ABU DHABI, Feb 10 (WAM/APP): The Global Institute for Disease Elimination (GLIDE) on Tuesday announced the winners of its Falcon Awards for Disease Elimination Integration Edit, recognising 14 organisations advancing innovative research and advocacy to accelerate progress toward infectious disease elimination through integrated approaches.
Selected from a highly competitive global pool, the 14 winning projects form a single, yet diverse cohort spanning Africa, the Middle East, and the Americas. Together, they represent a collective commitment to breaking down siloes across disease programmes and strengthening how research, policy, advocacy, and implementation intersect to accelerate disease elimination.

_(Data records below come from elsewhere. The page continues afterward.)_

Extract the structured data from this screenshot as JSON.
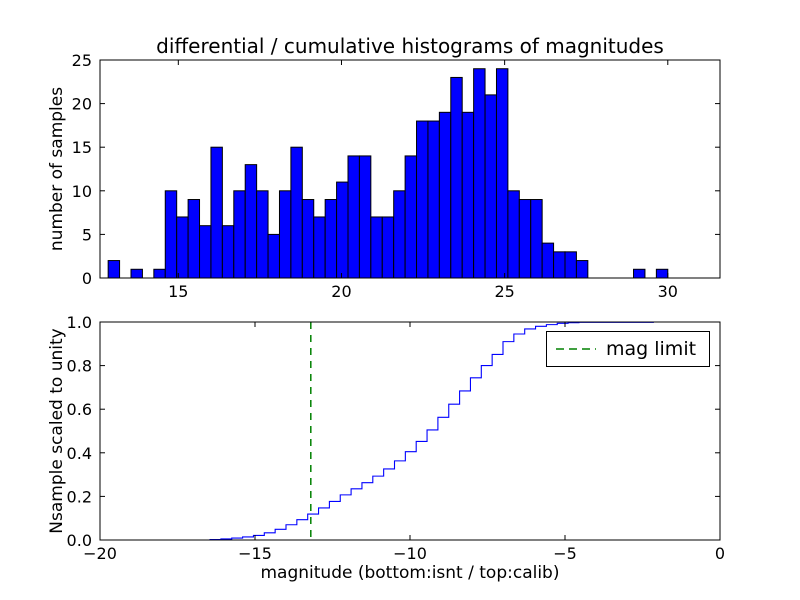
{
  "figure": {
    "title": "differential / cumulative histograms of magnitudes",
    "xlabel": "magnitude (bottom:isnt / top:calib)",
    "background": "#ffffff"
  },
  "chart_data": [
    {
      "type": "bar",
      "name": "differential-histogram-of-calib-magnitudes",
      "ylabel": "number of samples",
      "xlim": [
        12.6,
        31.6
      ],
      "ylim": [
        0,
        25
      ],
      "xticks": [
        15,
        20,
        25,
        30
      ],
      "xtick_labels": [
        "15",
        "20",
        "25",
        "30"
      ],
      "yticks": [
        0,
        5,
        10,
        15,
        20,
        25
      ],
      "ytick_labels": [
        "0",
        "5",
        "10",
        "15",
        "20",
        "25"
      ],
      "bar_color": "#0000ff",
      "bar_edge_color": "#000000",
      "bin_start": 12.85,
      "bin_width": 0.35,
      "counts": [
        2,
        0,
        1,
        0,
        1,
        10,
        7,
        9,
        6,
        15,
        6,
        10,
        13,
        10,
        5,
        10,
        15,
        9,
        7,
        9,
        11,
        14,
        14,
        7,
        7,
        10,
        14,
        18,
        18,
        19,
        23,
        19,
        24,
        21,
        24,
        10,
        9,
        9,
        4,
        3,
        3,
        2,
        0,
        0,
        0,
        0,
        1,
        0,
        1
      ],
      "grid": false
    },
    {
      "type": "line",
      "name": "cumulative-histogram-of-isnt-magnitudes",
      "ylabel": "Nsample scaled to unity",
      "xlabel": "magnitude (bottom:isnt / top:calib)",
      "xlim": [
        -20,
        0
      ],
      "ylim": [
        0.0,
        1.0
      ],
      "xticks": [
        -20,
        -15,
        -10,
        -5,
        0
      ],
      "xtick_labels": [
        "−20",
        "−15",
        "−10",
        "−5",
        "0"
      ],
      "yticks": [
        0.0,
        0.2,
        0.4,
        0.6,
        0.8,
        1.0
      ],
      "ytick_labels": [
        "0.0",
        "0.2",
        "0.4",
        "0.6",
        "0.8",
        "1.0"
      ],
      "line_color": "#0000ff",
      "edges": [
        -16.45,
        -16.1,
        -15.75,
        -15.4,
        -15.05,
        -14.7,
        -14.35,
        -14.0,
        -13.65,
        -13.3,
        -12.95,
        -12.6,
        -12.25,
        -11.9,
        -11.55,
        -11.2,
        -10.85,
        -10.5,
        -10.15,
        -9.8,
        -9.45,
        -9.1,
        -8.75,
        -8.4,
        -8.05,
        -7.7,
        -7.35,
        -7.0,
        -6.65,
        -6.3,
        -5.95,
        -5.6,
        -5.25,
        -4.9,
        -4.55,
        -4.2,
        -2.15,
        -1.8
      ],
      "cdf": [
        0.002,
        0.005,
        0.009,
        0.014,
        0.021,
        0.033,
        0.049,
        0.07,
        0.093,
        0.119,
        0.147,
        0.177,
        0.207,
        0.235,
        0.263,
        0.293,
        0.326,
        0.363,
        0.405,
        0.452,
        0.505,
        0.563,
        0.623,
        0.684,
        0.744,
        0.8,
        0.851,
        0.91,
        0.945,
        0.968,
        0.98,
        0.988,
        0.994,
        0.997,
        0.9985,
        0.9985,
        1.0
      ],
      "mag_limit": {
        "x": -13.2,
        "color": "#008000",
        "style": "dashed",
        "label": "mag limit"
      },
      "legend": {
        "label": "mag limit",
        "position": "upper right"
      },
      "grid": false
    }
  ]
}
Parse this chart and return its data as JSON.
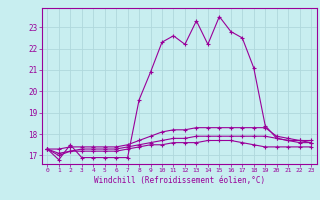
{
  "xlabel": "Windchill (Refroidissement éolien,°C)",
  "bg_color": "#c8eef0",
  "grid_color": "#b0d8dc",
  "line_color": "#990099",
  "x_hours": [
    0,
    1,
    2,
    3,
    4,
    5,
    6,
    7,
    8,
    9,
    10,
    11,
    12,
    13,
    14,
    15,
    16,
    17,
    18,
    19,
    20,
    21,
    22,
    23
  ],
  "series1": [
    17.3,
    16.8,
    17.5,
    16.9,
    16.9,
    16.9,
    16.9,
    16.9,
    19.6,
    20.9,
    22.3,
    22.6,
    22.2,
    23.3,
    22.2,
    23.5,
    22.8,
    22.5,
    21.1,
    18.4,
    17.8,
    17.7,
    17.6,
    17.6
  ],
  "series2": [
    17.3,
    17.3,
    17.4,
    17.4,
    17.4,
    17.4,
    17.4,
    17.5,
    17.7,
    17.9,
    18.1,
    18.2,
    18.2,
    18.3,
    18.3,
    18.3,
    18.3,
    18.3,
    18.3,
    18.3,
    17.9,
    17.8,
    17.7,
    17.7
  ],
  "series3": [
    17.3,
    17.1,
    17.2,
    17.3,
    17.3,
    17.3,
    17.3,
    17.4,
    17.5,
    17.6,
    17.7,
    17.8,
    17.8,
    17.9,
    17.9,
    17.9,
    17.9,
    17.9,
    17.9,
    17.9,
    17.8,
    17.7,
    17.7,
    17.6
  ],
  "series4": [
    17.3,
    17.0,
    17.2,
    17.2,
    17.2,
    17.2,
    17.2,
    17.3,
    17.4,
    17.5,
    17.5,
    17.6,
    17.6,
    17.6,
    17.7,
    17.7,
    17.7,
    17.6,
    17.5,
    17.4,
    17.4,
    17.4,
    17.4,
    17.4
  ],
  "ylim": [
    16.6,
    23.9
  ],
  "yticks": [
    17,
    18,
    19,
    20,
    21,
    22,
    23
  ],
  "xticks": [
    0,
    1,
    2,
    3,
    4,
    5,
    6,
    7,
    8,
    9,
    10,
    11,
    12,
    13,
    14,
    15,
    16,
    17,
    18,
    19,
    20,
    21,
    22,
    23
  ]
}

The Falcon Awards are designed to catalyse innovation and collaboration in disease elimination by supporting projects that demonstrate how integrated approaches across diseases, sectors, and systems can deliver greater impact, sustainability, and resilience.
The Integration Edit places a deliberate emphasis on bridging research and advocacy, strengthening surveillance and diagnostics, advancing vector control, and embedding elimination efforts within national health systems.
“The Falcon Awards catalyse evidence-driven action to advance disease elimination through integrated, real-world solutions,” said Dr Farida Al Hosani, CEO of GLIDE. “This cohort reflects the power of collaboration across borders and disease areas, and the critical role of locally-grounded leadership in driving sustainable progress.”
Throughout the duration of the projects, GLIDE will work closely with each awardee to support project design, policy alignment, monitoring, and outcome dissemination. This collaborative model ensures that evidence generated through the Falcon Awards contributes to national, regional, and global elimination agendas.
This latest cohort includes a portfolio of advocacy-focused and research-driven initiatives, addressing malaria, lymphatic filariasis, onchocerciasis, polio, dengue, and other neglected tropical diseases. Projects range from AI-enabled multiplex diagnostics and integrated vector control to domestic financing advocacy and community-driven resilience models.
Collectively, the projects represent an investment envelope of approximately US$2.6 million. While diverse in geography and methodology, each project contributes to a shared objective: generating actionable evidence, strengthening policy and advocacy pathways, and accelerating progress toward elimination through integration.